告白 あるPKO隊員の死・23年目の真実

告白 あるPKO隊員の死・23年目の真実

NHKスペシャルで放映した番組を書籍化したものですが、これを読みながら、以前に録画しておいてまだ観ることができずにいた番組のほうも視聴しました。
当時、カンボジアPKOが大きなニュースになっていたことや、日本人の民間人、警察官が死亡したことも記憶の中には残っていましたが、きちんと当時の状況を読んだことがなかったので、勉強になりました。
感じたのは、紛争地帯には日本人関係者を出さない、紛争が再燃すれば帰国させるという「建前」は、実際に現地でそういった業務に従事している多数の国々の人々の中に入ってしまえば、正に建前となってしまい、現場を離れることが、日本の威信に関わるとか逃亡に等しいと言われてしまう、そのしわ寄せは現場へとしわ寄せされてしまうということでした。正に、そうなってしまい、現場に犠牲が出てしまったのがカンボジアPKOでしょう。
本書で紹介される、当時の関係者の声も、現場で苦労していた人々は、今なお、彼らをそのような窮状に追い込んだものへの怒りや怨嗟に満ち溢れていますが(当然でしょう)、彼らをそのような状況に置いた人々のほとんどは、あれはやむを得なかったというトーンで語っており、今なお残る温度差、落差が印象的でした。
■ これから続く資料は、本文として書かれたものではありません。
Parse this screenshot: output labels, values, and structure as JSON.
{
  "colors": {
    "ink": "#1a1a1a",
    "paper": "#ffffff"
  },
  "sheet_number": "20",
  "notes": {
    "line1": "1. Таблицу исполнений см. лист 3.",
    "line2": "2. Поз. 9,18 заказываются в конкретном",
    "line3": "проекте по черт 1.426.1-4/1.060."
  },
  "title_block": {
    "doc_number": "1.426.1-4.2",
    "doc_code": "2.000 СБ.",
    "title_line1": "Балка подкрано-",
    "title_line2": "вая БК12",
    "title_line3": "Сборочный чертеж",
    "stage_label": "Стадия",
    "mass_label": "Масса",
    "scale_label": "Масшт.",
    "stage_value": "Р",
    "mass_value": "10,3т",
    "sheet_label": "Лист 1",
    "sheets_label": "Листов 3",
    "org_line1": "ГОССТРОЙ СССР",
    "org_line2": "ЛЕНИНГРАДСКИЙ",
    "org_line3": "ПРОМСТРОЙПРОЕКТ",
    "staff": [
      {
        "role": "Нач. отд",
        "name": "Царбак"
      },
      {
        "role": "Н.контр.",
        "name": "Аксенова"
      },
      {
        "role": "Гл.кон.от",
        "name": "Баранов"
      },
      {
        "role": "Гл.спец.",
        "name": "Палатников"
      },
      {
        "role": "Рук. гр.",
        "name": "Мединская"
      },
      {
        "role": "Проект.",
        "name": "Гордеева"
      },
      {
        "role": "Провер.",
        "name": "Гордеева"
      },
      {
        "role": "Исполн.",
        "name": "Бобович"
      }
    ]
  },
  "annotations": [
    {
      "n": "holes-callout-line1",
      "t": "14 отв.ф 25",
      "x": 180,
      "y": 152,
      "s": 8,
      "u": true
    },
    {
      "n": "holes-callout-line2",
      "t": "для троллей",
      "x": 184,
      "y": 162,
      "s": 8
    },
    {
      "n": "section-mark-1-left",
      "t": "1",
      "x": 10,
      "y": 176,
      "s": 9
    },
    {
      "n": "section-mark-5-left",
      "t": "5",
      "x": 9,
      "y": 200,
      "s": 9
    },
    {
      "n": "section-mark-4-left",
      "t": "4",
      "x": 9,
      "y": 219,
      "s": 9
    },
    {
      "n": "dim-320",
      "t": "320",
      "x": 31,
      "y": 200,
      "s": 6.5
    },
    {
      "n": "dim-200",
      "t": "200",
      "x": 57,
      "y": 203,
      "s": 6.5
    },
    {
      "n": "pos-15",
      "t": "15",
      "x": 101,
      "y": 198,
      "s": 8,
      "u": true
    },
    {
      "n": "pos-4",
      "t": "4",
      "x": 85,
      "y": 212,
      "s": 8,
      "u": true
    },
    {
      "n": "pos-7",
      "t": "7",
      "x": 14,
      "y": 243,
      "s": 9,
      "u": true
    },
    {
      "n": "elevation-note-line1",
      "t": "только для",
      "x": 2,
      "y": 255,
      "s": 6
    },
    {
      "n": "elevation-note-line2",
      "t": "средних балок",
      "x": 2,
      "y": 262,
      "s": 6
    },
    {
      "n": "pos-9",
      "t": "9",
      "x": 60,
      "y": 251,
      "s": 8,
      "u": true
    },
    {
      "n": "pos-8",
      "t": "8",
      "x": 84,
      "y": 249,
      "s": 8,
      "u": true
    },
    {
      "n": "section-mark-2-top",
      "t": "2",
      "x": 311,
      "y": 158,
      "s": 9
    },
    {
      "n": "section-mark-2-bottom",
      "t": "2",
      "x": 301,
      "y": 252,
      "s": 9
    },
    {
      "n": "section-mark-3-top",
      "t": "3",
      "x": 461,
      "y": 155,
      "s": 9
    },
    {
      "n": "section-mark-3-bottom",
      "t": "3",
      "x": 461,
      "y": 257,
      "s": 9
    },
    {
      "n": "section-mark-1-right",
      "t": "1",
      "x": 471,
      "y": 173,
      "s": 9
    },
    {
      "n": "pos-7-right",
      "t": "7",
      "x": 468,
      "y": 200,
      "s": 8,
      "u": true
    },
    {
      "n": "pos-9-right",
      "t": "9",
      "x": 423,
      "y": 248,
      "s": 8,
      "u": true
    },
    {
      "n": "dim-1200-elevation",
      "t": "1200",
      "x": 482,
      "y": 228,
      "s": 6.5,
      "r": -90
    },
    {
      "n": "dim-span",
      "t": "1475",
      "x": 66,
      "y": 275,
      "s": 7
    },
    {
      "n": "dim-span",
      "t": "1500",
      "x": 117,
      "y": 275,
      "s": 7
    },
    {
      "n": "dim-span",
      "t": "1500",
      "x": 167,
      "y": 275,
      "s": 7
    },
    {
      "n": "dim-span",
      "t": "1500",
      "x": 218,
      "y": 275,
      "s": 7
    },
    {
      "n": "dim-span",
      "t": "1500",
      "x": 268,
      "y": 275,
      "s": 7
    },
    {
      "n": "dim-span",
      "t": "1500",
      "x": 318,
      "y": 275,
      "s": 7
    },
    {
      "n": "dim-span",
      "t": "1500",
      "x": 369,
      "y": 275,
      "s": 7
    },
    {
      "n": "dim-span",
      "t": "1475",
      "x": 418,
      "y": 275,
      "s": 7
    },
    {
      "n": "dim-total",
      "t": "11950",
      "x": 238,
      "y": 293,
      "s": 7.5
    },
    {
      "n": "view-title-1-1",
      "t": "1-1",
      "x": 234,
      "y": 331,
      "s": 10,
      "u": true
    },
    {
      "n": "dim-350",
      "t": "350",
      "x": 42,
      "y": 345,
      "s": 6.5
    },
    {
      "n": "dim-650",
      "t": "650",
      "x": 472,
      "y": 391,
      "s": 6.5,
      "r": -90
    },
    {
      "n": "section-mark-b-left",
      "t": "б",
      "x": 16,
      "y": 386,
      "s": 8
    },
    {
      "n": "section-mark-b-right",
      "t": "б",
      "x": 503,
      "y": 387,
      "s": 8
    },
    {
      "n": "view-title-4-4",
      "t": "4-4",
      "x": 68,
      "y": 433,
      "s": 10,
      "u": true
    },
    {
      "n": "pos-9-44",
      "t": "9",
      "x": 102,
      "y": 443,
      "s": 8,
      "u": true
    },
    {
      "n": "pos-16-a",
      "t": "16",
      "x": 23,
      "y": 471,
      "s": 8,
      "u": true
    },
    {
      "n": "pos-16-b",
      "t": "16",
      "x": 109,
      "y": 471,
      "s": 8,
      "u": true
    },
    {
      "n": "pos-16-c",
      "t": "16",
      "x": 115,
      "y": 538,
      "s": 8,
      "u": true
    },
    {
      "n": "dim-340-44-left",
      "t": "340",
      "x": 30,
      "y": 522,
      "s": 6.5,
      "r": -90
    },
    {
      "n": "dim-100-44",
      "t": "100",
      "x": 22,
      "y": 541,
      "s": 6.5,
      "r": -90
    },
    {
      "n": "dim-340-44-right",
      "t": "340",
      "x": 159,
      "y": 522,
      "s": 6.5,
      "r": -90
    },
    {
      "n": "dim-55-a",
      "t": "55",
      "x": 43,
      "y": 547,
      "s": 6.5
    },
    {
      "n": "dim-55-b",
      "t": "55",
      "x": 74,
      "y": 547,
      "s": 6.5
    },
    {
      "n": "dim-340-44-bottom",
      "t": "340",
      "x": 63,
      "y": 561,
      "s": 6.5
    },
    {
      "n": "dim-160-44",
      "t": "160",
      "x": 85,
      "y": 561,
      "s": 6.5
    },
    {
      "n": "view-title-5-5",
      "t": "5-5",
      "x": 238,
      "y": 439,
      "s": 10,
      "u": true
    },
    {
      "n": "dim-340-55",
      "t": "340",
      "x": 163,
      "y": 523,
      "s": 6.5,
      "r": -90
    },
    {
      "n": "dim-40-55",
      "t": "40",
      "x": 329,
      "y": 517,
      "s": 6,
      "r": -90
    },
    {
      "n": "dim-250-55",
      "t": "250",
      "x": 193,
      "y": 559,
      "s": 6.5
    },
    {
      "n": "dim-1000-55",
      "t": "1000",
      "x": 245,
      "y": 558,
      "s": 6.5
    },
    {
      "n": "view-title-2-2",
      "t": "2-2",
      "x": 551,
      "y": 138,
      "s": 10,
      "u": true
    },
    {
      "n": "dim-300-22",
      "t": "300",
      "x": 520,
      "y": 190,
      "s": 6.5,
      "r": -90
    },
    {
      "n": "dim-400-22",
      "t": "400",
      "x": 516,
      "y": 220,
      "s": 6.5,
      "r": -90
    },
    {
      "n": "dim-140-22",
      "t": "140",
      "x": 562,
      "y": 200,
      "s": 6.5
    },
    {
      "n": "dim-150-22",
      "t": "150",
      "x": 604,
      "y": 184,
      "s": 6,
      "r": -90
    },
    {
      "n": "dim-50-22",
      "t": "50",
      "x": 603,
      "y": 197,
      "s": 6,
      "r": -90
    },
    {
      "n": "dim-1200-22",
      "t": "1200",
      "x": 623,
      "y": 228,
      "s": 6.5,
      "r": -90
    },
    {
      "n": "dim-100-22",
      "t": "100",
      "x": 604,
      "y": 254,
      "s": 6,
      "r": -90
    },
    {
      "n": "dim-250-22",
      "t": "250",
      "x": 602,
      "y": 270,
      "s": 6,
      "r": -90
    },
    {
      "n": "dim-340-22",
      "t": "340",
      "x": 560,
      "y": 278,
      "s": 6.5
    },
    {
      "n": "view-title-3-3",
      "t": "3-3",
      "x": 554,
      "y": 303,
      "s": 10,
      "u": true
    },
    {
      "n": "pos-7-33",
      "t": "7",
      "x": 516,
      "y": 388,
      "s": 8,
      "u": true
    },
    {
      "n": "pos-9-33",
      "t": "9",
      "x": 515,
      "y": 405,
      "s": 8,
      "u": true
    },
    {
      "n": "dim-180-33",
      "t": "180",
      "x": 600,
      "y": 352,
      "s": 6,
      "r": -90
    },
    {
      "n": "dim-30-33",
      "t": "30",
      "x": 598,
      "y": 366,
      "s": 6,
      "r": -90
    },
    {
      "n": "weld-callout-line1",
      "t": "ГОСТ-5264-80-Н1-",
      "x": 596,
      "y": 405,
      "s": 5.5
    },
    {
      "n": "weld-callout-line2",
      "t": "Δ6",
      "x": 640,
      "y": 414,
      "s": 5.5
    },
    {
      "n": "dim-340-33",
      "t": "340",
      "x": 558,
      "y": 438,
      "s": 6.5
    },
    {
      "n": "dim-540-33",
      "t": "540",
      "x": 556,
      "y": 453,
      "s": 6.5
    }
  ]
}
国際貢献の美名の下に、こうした業務は、我が国においても今後ますます拡大する流れになっていますが、関係者の安全確保の重要性は常に念頭に置かれるべきですし、危険性、リスクといったことは、包み隠さず現場で動く人々に知らせておくことも必要であろうと思います。
建前、美名に流されて物事を進める前に、必ず読んでおくべき1冊という印象を強く受けました。
最後に、現地で献身的に活動する中、非業に倒れた方々のご冥福をお祈りします。